Dad hightailed the fuck out of there before I could even walk. Mommy dearest had a penchant for heroin and the temper of a convict. You think I had a choice? You think I asked to be her whipping boy for eighteen years? You think I fucking asked to wear a dress? Fuck no. I’ve found my path to success, and the headcount is worth its weight in gold.

But here I am, sitting with a fresh victim minutes or hours, or maybe even days, from death, and I’m staring mindlessly at a blank screen. The goddamn curser’s flashing and flashing and flashing. The words are at the tip of my tongue but never quite make it to my fingertips. I want to slam the MacBook into her forehead until either the laptop or her skull breaks. I’d bet on the laptop, but I’ve learned, in this room, to never underestimate the strength of the most unorthodox murder weapons. I killed someone with a vacuum cleaner once. Just to see if I could do it.

I’ve had writer’s block before—but never anything like this. This is a fucking nightmare beyond nightmares. The reviews for my last novel were abysmal (though it was still a best seller), and I knew then what I needed to do. I scoured hundreds of negative reviews, most calling for me to soften it up. They loved the murder and mayhem, but my voice, they said, had “become too dominant, too aggressive.” They wanted me to become a woman. To pussify my writing.

That I cannot do. But what I can do is find a woman. The idea of co-writing makes me absolutely ill, but if I could find the right one… if I could find an innocent, easily manipulated little twat who will do my bidding then cease to exist, then I’ll have my masterpiece. Then they’ll have nothing to do but praise me for my work. They’ll worship me. I would have the best of both worlds.

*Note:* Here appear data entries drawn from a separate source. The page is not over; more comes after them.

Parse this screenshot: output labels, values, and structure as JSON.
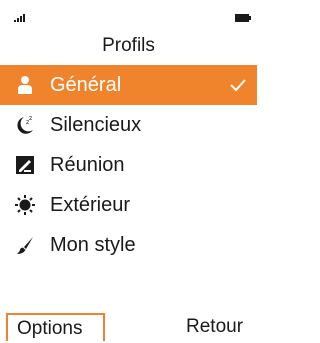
{
  "header": {
    "title": "Profils"
  },
  "profiles": [
    {
      "label": "Général",
      "icon": "user-icon",
      "selected": true
    },
    {
      "label": "Silencieux",
      "icon": "moon-sleep-icon",
      "selected": false
    },
    {
      "label": "Réunion",
      "icon": "meeting-icon",
      "selected": false
    },
    {
      "label": "Extérieur",
      "icon": "sun-icon",
      "selected": false
    },
    {
      "label": "Mon style",
      "icon": "brush-icon",
      "selected": false
    }
  ],
  "softkeys": {
    "left": "Options",
    "right": "Retour"
  },
  "colors": {
    "accent": "#f0842d",
    "text": "#1a1a1a",
    "background": "#ffffff"
  }
}
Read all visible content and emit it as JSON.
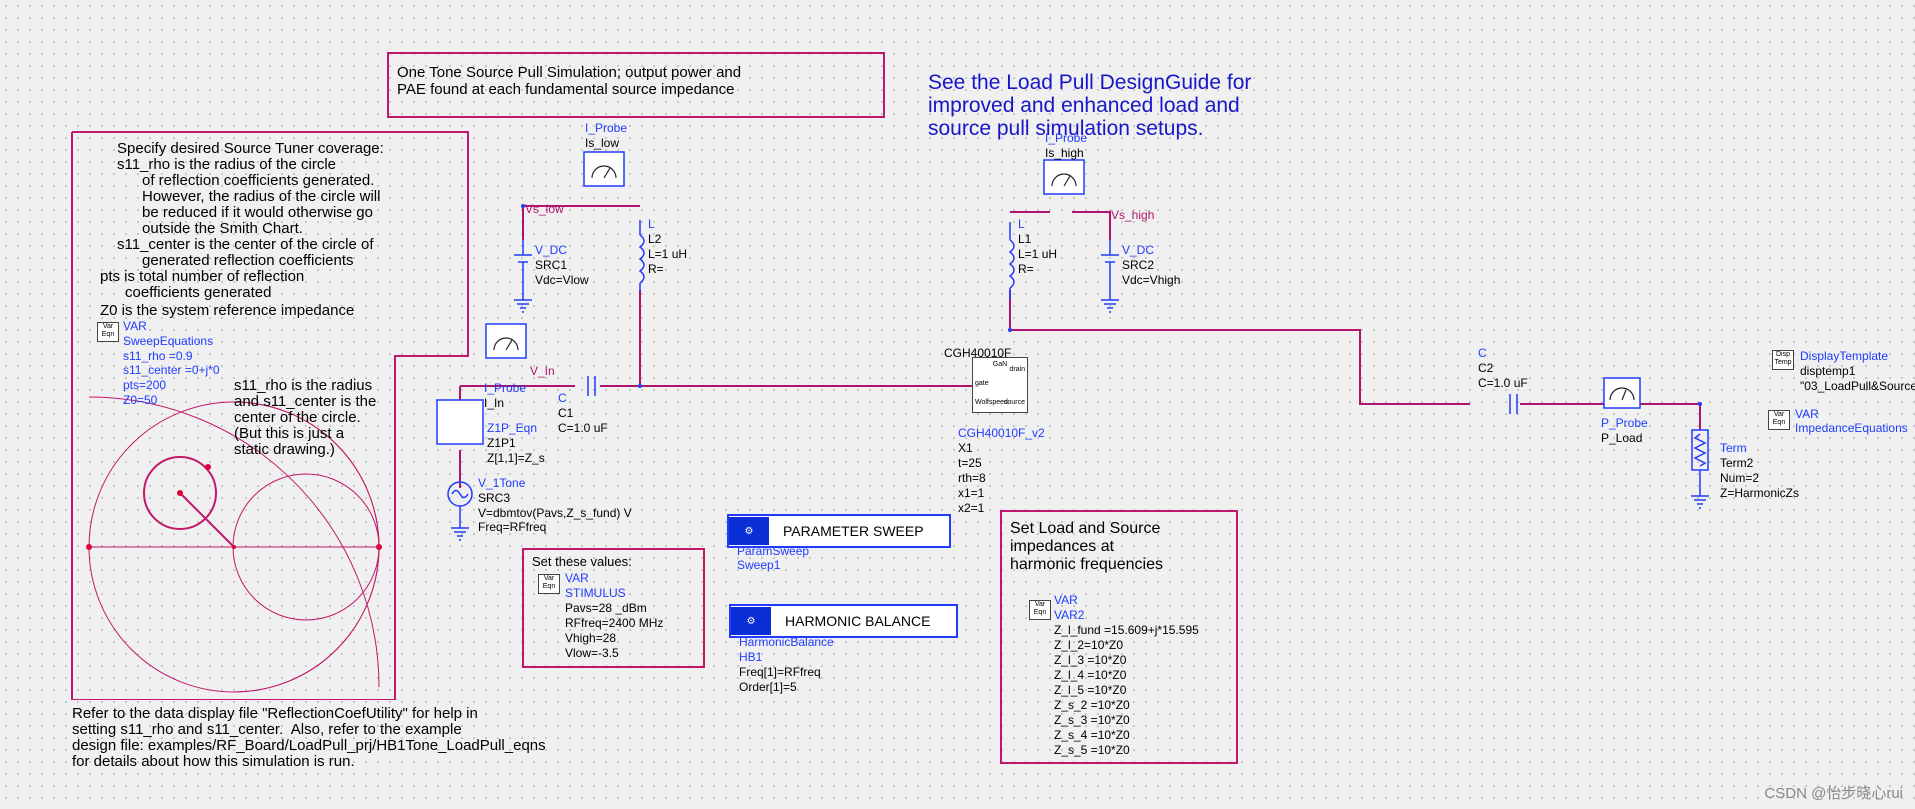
{
  "title_box": {
    "line1": "One Tone Source Pull Simulation; output power and",
    "line2": "PAE found at each fundamental source impedance"
  },
  "designguide_note": {
    "line1": "See the Load Pull DesignGuide for",
    "line2": "improved and enhanced load and",
    "line3": "source pull simulation setups."
  },
  "tuner_box": {
    "lines": [
      "Specify desired Source Tuner coverage:",
      "s11_rho is the radius of the circle",
      "      of reflection coefficients generated.",
      "      However, the radius of the circle will",
      "      be reduced if it would otherwise go",
      "      outside the Smith Chart.",
      "s11_center is the center of the circle of",
      "      generated reflection coefficients",
      "pts is total number of reflection",
      "      coefficients generated",
      "Z0 is the system reference impedance"
    ],
    "var_name": "VAR",
    "var_inst": "SweepEquations",
    "var_params": [
      "s11_rho =0.9",
      "s11_center =0+j*0",
      "pts=200",
      "Z0=50"
    ],
    "circle_note": [
      "s11_rho is the radius",
      "and s11_center is the",
      "center of the circle.",
      "(But this is just a",
      "static drawing.)"
    ]
  },
  "bottom_note": [
    "Refer to the data display file \"ReflectionCoefUtility\" for help in",
    "setting s11_rho and s11_center.  Also, refer to the example",
    "design file: examples/RF_Board/LoadPull_prj/HB1Tone_LoadPull_eqns",
    "for details about how this simulation is run."
  ],
  "probe_is_low": {
    "type": "I_Probe",
    "name": "Is_low"
  },
  "probe_is_high": {
    "type": "I_Probe",
    "name": "Is_high"
  },
  "net_vs_low": "Vs_low",
  "net_vs_high": "Vs_high",
  "net_v_in": "V_In",
  "src1": {
    "type": "V_DC",
    "name": "SRC1",
    "param": "Vdc=Vlow"
  },
  "src2": {
    "type": "V_DC",
    "name": "SRC2",
    "param": "Vdc=Vhigh"
  },
  "l2": {
    "type": "L",
    "name": "L2",
    "p1": "L=1 uH",
    "p2": "R="
  },
  "l1": {
    "type": "L",
    "name": "L1",
    "p1": "L=1 uH",
    "p2": "R="
  },
  "probe_i_in": {
    "type": "I_Probe",
    "name": "I_In"
  },
  "z1p": {
    "type": "Z1P_Eqn",
    "name": "Z1P1",
    "param": "Z[1,1]=Z_s"
  },
  "c1": {
    "type": "C",
    "name": "C1",
    "param": "C=1.0 uF"
  },
  "src3": {
    "type": "V_1Tone",
    "name": "SRC3",
    "p1": "V=dbmtov(Pavs,Z_s_fund) V",
    "p2": "Freq=RFfreq"
  },
  "transistor": {
    "model": "CGH40010F",
    "type": "CGH40010F_v2",
    "name": "X1",
    "params": [
      "t=25",
      "rth=8",
      "x1=1",
      "x2=1"
    ]
  },
  "chip_labels": {
    "brand": "GaN",
    "sub": "Wolfspeed",
    "pin1": "gate",
    "pin2": "drain",
    "pin3": "source"
  },
  "c2": {
    "type": "C",
    "name": "C2",
    "param": "C=1.0 uF"
  },
  "probe_load": {
    "type": "P_Probe",
    "name": "P_Load"
  },
  "term2": {
    "type": "Term",
    "name": "Term2",
    "p1": "Num=2",
    "p2": "Z=HarmonicZs"
  },
  "disp_template": {
    "type": "DisplayTemplate",
    "name": "disptemp1",
    "param": "\"03_LoadPull&Source"
  },
  "imp_eq": {
    "name": "VAR",
    "inst": "ImpedanceEquations"
  },
  "param_sweep": {
    "label": "PARAMETER SWEEP",
    "type": "ParamSweep",
    "name": "Sweep1"
  },
  "harmonic_balance": {
    "label": "HARMONIC BALANCE",
    "type": "HarmonicBalance",
    "name": "HB1",
    "p1": "Freq[1]=RFfreq",
    "p2": "Order[1]=5"
  },
  "stimulus_box": {
    "title": "Set these values:",
    "var": "VAR",
    "name": "STIMULUS",
    "params": [
      "Pavs=28 _dBm",
      "RFfreq=2400 MHz",
      "Vhigh=28",
      "Vlow=-3.5"
    ]
  },
  "harmonic_box": {
    "title": [
      "Set Load and Source",
      "impedances at",
      "harmonic frequencies"
    ],
    "var": "VAR",
    "name": "VAR2",
    "params": [
      "Z_l_fund =15.609+j*15.595",
      "Z_l_2=10*Z0",
      "Z_l_3 =10*Z0",
      "Z_l_4 =10*Z0",
      "Z_l_5 =10*Z0",
      "Z_s_2 =10*Z0",
      "Z_s_3 =10*Z0",
      "Z_s_4 =10*Z0",
      "Z_s_5 =10*Z0"
    ]
  },
  "icon_text": {
    "var": "Var\nEqn",
    "disp": "Disp\nTemp"
  },
  "watermark": "CSDN @怡步晓心rui",
  "colors": {
    "wire": "#b0156e",
    "component": "#1f3cff",
    "annotation_border": "#c2186b"
  }
}
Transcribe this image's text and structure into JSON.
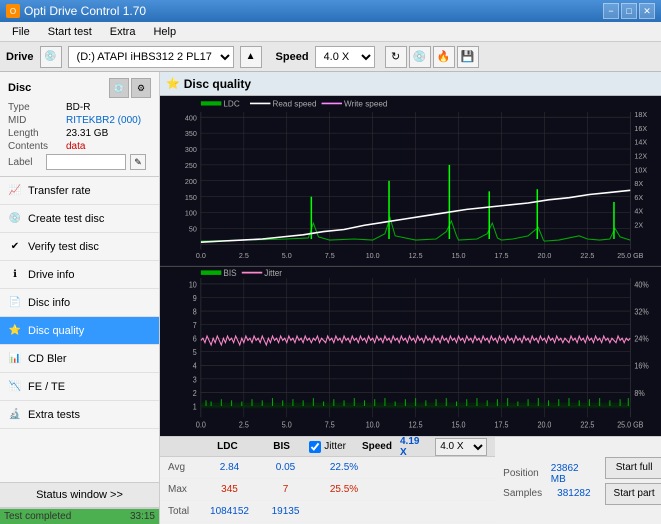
{
  "titleBar": {
    "title": "Opti Drive Control 1.70",
    "icon": "O",
    "buttons": {
      "minimize": "−",
      "maximize": "□",
      "close": "✕"
    }
  },
  "menuBar": {
    "items": [
      "File",
      "Start test",
      "Extra",
      "Help"
    ]
  },
  "driveBar": {
    "label": "Drive",
    "driveValue": "(D:)  ATAPI iHBS312  2 PL17",
    "speedLabel": "Speed",
    "speedValue": "4.0 X"
  },
  "disc": {
    "label": "Disc",
    "type": {
      "key": "Type",
      "value": "BD-R"
    },
    "mid": {
      "key": "MID",
      "value": "RITEKBR2 (000)"
    },
    "length": {
      "key": "Length",
      "value": "23.31 GB"
    },
    "contents": {
      "key": "Contents",
      "value": "data"
    },
    "label_key": "Label",
    "label_value": ""
  },
  "navItems": [
    {
      "id": "transfer-rate",
      "label": "Transfer rate",
      "icon": "📈"
    },
    {
      "id": "create-test-disc",
      "label": "Create test disc",
      "icon": "💿"
    },
    {
      "id": "verify-test-disc",
      "label": "Verify test disc",
      "icon": "✔"
    },
    {
      "id": "drive-info",
      "label": "Drive info",
      "icon": "ℹ"
    },
    {
      "id": "disc-info",
      "label": "Disc info",
      "icon": "📄"
    },
    {
      "id": "disc-quality",
      "label": "Disc quality",
      "icon": "⭐",
      "active": true
    },
    {
      "id": "cd-bler",
      "label": "CD Bler",
      "icon": "📊"
    },
    {
      "id": "fe-te",
      "label": "FE / TE",
      "icon": "📉"
    },
    {
      "id": "extra-tests",
      "label": "Extra tests",
      "icon": "🔬"
    }
  ],
  "statusBar": {
    "buttonLabel": "Status window >>",
    "progressPercent": 100,
    "progressLabel": "Test completed",
    "timeLabel": "33:15"
  },
  "chartHeader": {
    "title": "Disc quality",
    "icon": "⭐"
  },
  "topChart": {
    "legend": {
      "ldc": "LDC",
      "readSpeed": "Read speed",
      "writeSpeed": "Write speed"
    },
    "yAxisLeft": [
      "400",
      "350",
      "300",
      "250",
      "200",
      "150",
      "100",
      "50"
    ],
    "yAxisRight": [
      "18X",
      "16X",
      "14X",
      "12X",
      "10X",
      "8X",
      "6X",
      "4X",
      "2X"
    ],
    "xAxis": [
      "0.0",
      "2.5",
      "5.0",
      "7.5",
      "10.0",
      "12.5",
      "15.0",
      "17.5",
      "20.0",
      "22.5",
      "25.0 GB"
    ]
  },
  "bottomChart": {
    "title": "BIS",
    "legend": {
      "jitter": "Jitter"
    },
    "yAxisLeft": [
      "10",
      "9",
      "8",
      "7",
      "6",
      "5",
      "4",
      "3",
      "2",
      "1"
    ],
    "yAxisRight": [
      "40%",
      "32%",
      "24%",
      "16%",
      "8%"
    ],
    "xAxis": [
      "0.0",
      "2.5",
      "5.0",
      "7.5",
      "10.0",
      "12.5",
      "15.0",
      "17.5",
      "20.0",
      "22.5",
      "25.0 GB"
    ]
  },
  "stats": {
    "columns": {
      "ldc": "LDC",
      "bis": "BIS",
      "jitter": "Jitter",
      "speed": "Speed",
      "speedVal": "4.19 X",
      "speedSelect": "4.0 X"
    },
    "rows": {
      "avg": {
        "label": "Avg",
        "ldc": "2.84",
        "bis": "0.05",
        "jitter": "22.5%"
      },
      "max": {
        "label": "Max",
        "ldc": "345",
        "bis": "7",
        "jitter": "25.5%"
      },
      "total": {
        "label": "Total",
        "ldc": "1084152",
        "bis": "19135",
        "jitter": ""
      }
    },
    "position": {
      "posLabel": "Position",
      "posValue": "23862 MB",
      "samplesLabel": "Samples",
      "samplesValue": "381282"
    },
    "jitterCheck": true,
    "startFull": "Start full",
    "startPart": "Start part"
  }
}
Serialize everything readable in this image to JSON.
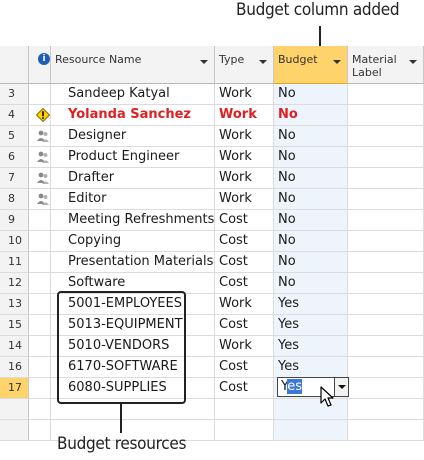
{
  "callouts": {
    "top": "Budget column added",
    "bottom": "Budget resources"
  },
  "columns": {
    "info_glyph": "i",
    "resource_name": "Resource Name",
    "type": "Type",
    "budget": "Budget",
    "material_label": "Material Label"
  },
  "rows": [
    {
      "num": "3",
      "name": "Sandeep Katyal",
      "type": "Work",
      "budget": "No",
      "icon": "",
      "highlight": false
    },
    {
      "num": "4",
      "name": "Yolanda Sanchez",
      "type": "Work",
      "budget": "No",
      "icon": "warning-icon",
      "highlight": true
    },
    {
      "num": "5",
      "name": "Designer",
      "type": "Work",
      "budget": "No",
      "icon": "generic-resource-icon",
      "highlight": false
    },
    {
      "num": "6",
      "name": "Product Engineer",
      "type": "Work",
      "budget": "No",
      "icon": "generic-resource-icon",
      "highlight": false
    },
    {
      "num": "7",
      "name": "Drafter",
      "type": "Work",
      "budget": "No",
      "icon": "generic-resource-icon",
      "highlight": false
    },
    {
      "num": "8",
      "name": "Editor",
      "type": "Work",
      "budget": "No",
      "icon": "generic-resource-icon",
      "highlight": false
    },
    {
      "num": "9",
      "name": "Meeting Refreshments",
      "type": "Cost",
      "budget": "No",
      "icon": "",
      "highlight": false
    },
    {
      "num": "10",
      "name": "Copying",
      "type": "Cost",
      "budget": "No",
      "icon": "",
      "highlight": false
    },
    {
      "num": "11",
      "name": "Presentation Materials",
      "type": "Cost",
      "budget": "No",
      "icon": "",
      "highlight": false
    },
    {
      "num": "12",
      "name": "Software",
      "type": "Cost",
      "budget": "No",
      "icon": "",
      "highlight": false
    },
    {
      "num": "13",
      "name": "5001-EMPLOYEES",
      "type": "Work",
      "budget": "Yes",
      "icon": "",
      "highlight": false
    },
    {
      "num": "15",
      "name": "5013-EQUIPMENT",
      "type": "Cost",
      "budget": "Yes",
      "icon": "",
      "highlight": false
    },
    {
      "num": "14",
      "name": "5010-VENDORS",
      "type": "Work",
      "budget": "Yes",
      "icon": "",
      "highlight": false
    },
    {
      "num": "16",
      "name": "6170-SOFTWARE",
      "type": "Cost",
      "budget": "Yes",
      "icon": "",
      "highlight": false
    },
    {
      "num": "17",
      "name": "6080-SUPPLIES",
      "type": "Cost",
      "budget": "",
      "icon": "",
      "highlight": false
    }
  ],
  "editor": {
    "value_prefix": "Y",
    "value_selected": "es"
  },
  "colors": {
    "accent_header": "#ffd36b",
    "warning_red": "#e02020",
    "selection_blue": "#3b78d8"
  }
}
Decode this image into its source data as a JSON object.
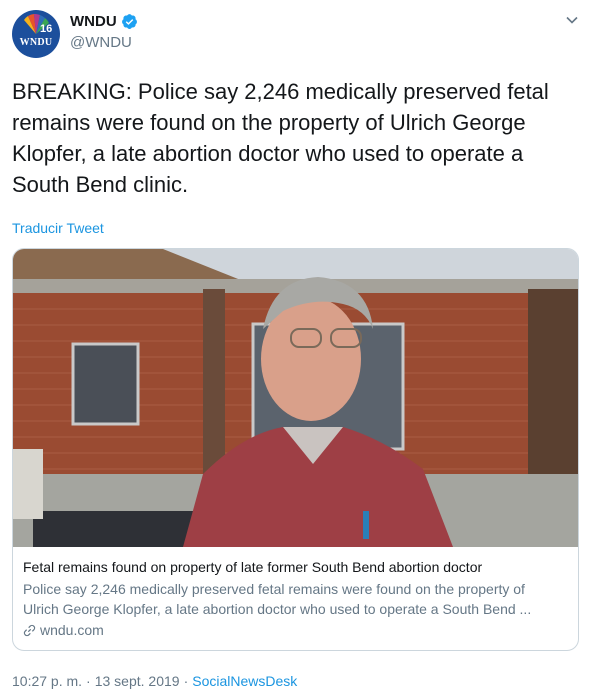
{
  "header": {
    "display_name": "WNDU",
    "handle": "@WNDU",
    "avatar_text": "WNDU"
  },
  "tweet": {
    "text": "BREAKING: Police say 2,246 medically preserved fetal remains were found on the property of Ulrich George Klopfer, a late abortion doctor who used to operate a South Bend clinic.",
    "translate_label": "Traducir Tweet"
  },
  "card": {
    "title": "Fetal remains found on property of late former South Bend abortion doctor",
    "description_line1": "Police say 2,246 medically preserved fetal remains were found on the property of",
    "description_line2": "Ulrich George Klopfer, a late abortion doctor who used to operate a South Bend ...",
    "domain": "wndu.com"
  },
  "footer": {
    "time": "10:27 p. m.",
    "separator": "·",
    "date": "13 sept. 2019",
    "separator2": "·",
    "source": "SocialNewsDesk"
  },
  "colors": {
    "link": "#1b95e0",
    "secondary": "#657786",
    "border": "#ccd6dd",
    "verified": "#1da1f2"
  }
}
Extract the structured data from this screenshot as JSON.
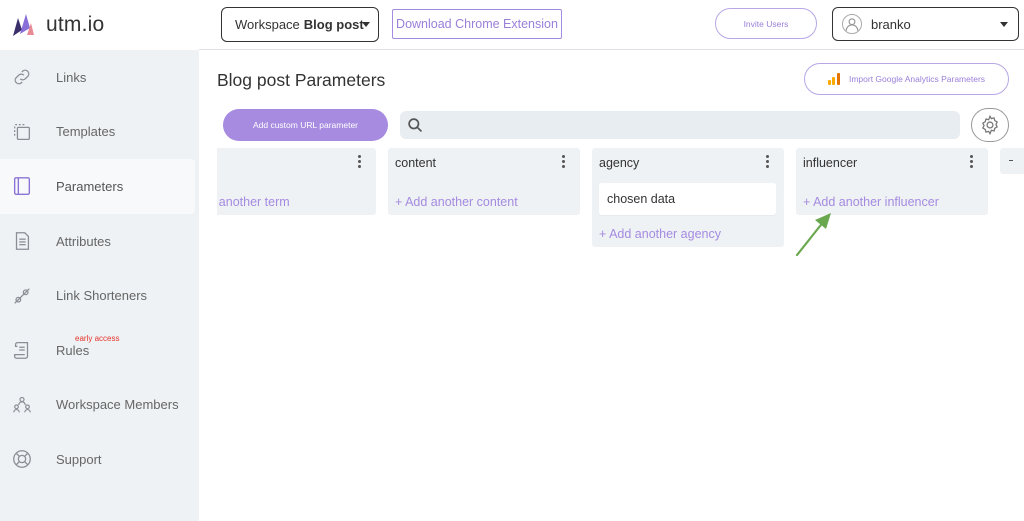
{
  "brand": {
    "name": "utm.io"
  },
  "sidebar": {
    "items": [
      {
        "label": "Links",
        "icon": "link-icon"
      },
      {
        "label": "Templates",
        "icon": "templates-icon"
      },
      {
        "label": "Parameters",
        "icon": "parameters-icon",
        "active": true
      },
      {
        "label": "Attributes",
        "icon": "document-icon"
      },
      {
        "label": "Link Shorteners",
        "icon": "shortener-icon"
      },
      {
        "label": "Rules",
        "icon": "scroll-icon",
        "badge": "early access"
      },
      {
        "label": "Workspace Members",
        "icon": "members-icon"
      },
      {
        "label": "Support",
        "icon": "lifebuoy-icon"
      }
    ]
  },
  "topbar": {
    "workspace_prefix": "Workspace",
    "workspace_name": "Blog post",
    "chrome_extension_label": "Download Chrome Extension",
    "invite_label": "Invite Users",
    "user_name": "branko"
  },
  "main": {
    "title": "Blog post Parameters",
    "import_ga_label": "Import Google Analytics Parameters",
    "add_param_label": "Add custom URL parameter",
    "search": {
      "value": "",
      "placeholder": ""
    }
  },
  "board": {
    "columns": [
      {
        "title": "",
        "cards": [],
        "add_label": "+ Add another term"
      },
      {
        "title": "content",
        "cards": [],
        "add_label": "+ Add another content"
      },
      {
        "title": "agency",
        "cards": [
          "chosen data"
        ],
        "add_label": "+ Add another agency"
      },
      {
        "title": "influencer",
        "cards": [],
        "add_label": "+ Add another influencer"
      }
    ]
  },
  "colors": {
    "accent": "#a78be0",
    "sidebar_bg": "#eef2f5",
    "badge_red": "#e5322b",
    "arrow_green": "#6aa84f"
  }
}
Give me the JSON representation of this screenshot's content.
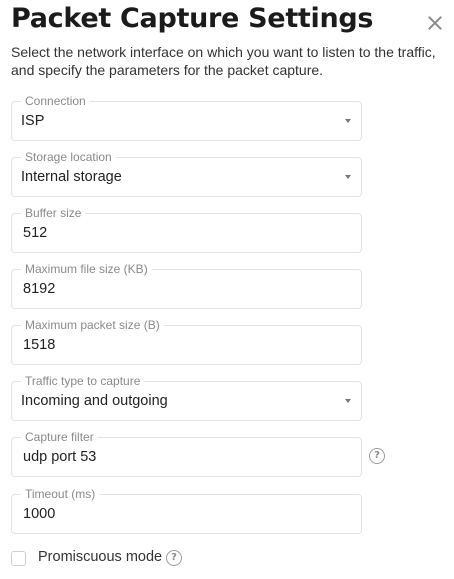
{
  "dialog": {
    "title": "Packet Capture Settings",
    "description": "Select the network interface on which you want to listen to the traffic, and specify the parameters for the packet capture.",
    "close_icon": "close-icon"
  },
  "fields": {
    "connection": {
      "label": "Connection",
      "value": "ISP"
    },
    "storage_location": {
      "label": "Storage location",
      "value": "Internal storage"
    },
    "buffer_size": {
      "label": "Buffer size",
      "value": "512"
    },
    "max_file_size": {
      "label": "Maximum file size (KB)",
      "value": "8192"
    },
    "max_packet_size": {
      "label": "Maximum packet size (B)",
      "value": "1518"
    },
    "traffic_type": {
      "label": "Traffic type to capture",
      "value": "Incoming and outgoing"
    },
    "capture_filter": {
      "label": "Capture filter",
      "value": "udp port 53"
    },
    "timeout": {
      "label": "Timeout (ms)",
      "value": "1000"
    }
  },
  "promiscuous": {
    "label": "Promiscuous mode",
    "checked": false
  },
  "help_icon": {
    "glyph": "?"
  }
}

Perhaps I would imprison her for a while. Feed her just enough to keep her alive and have her assist on future releases. Got to keep the gravy train rolling! I’ve thought about it, even planned it a little. But they’re just no fun when they’re alive that long. The screaming, the begging, the fear in their eyes. That fear feeds me for a bit. But days of it? It’s just a hassle. The longest I’ve kept one alive in my kill shed was a week. But that was because I was right at the climax of my story. I really needed to draw her out. To make her suffer until she just couldn’t suffer anymore. As it turned out, a week was her max.

Now, the tough question to answer is how. How do I find her?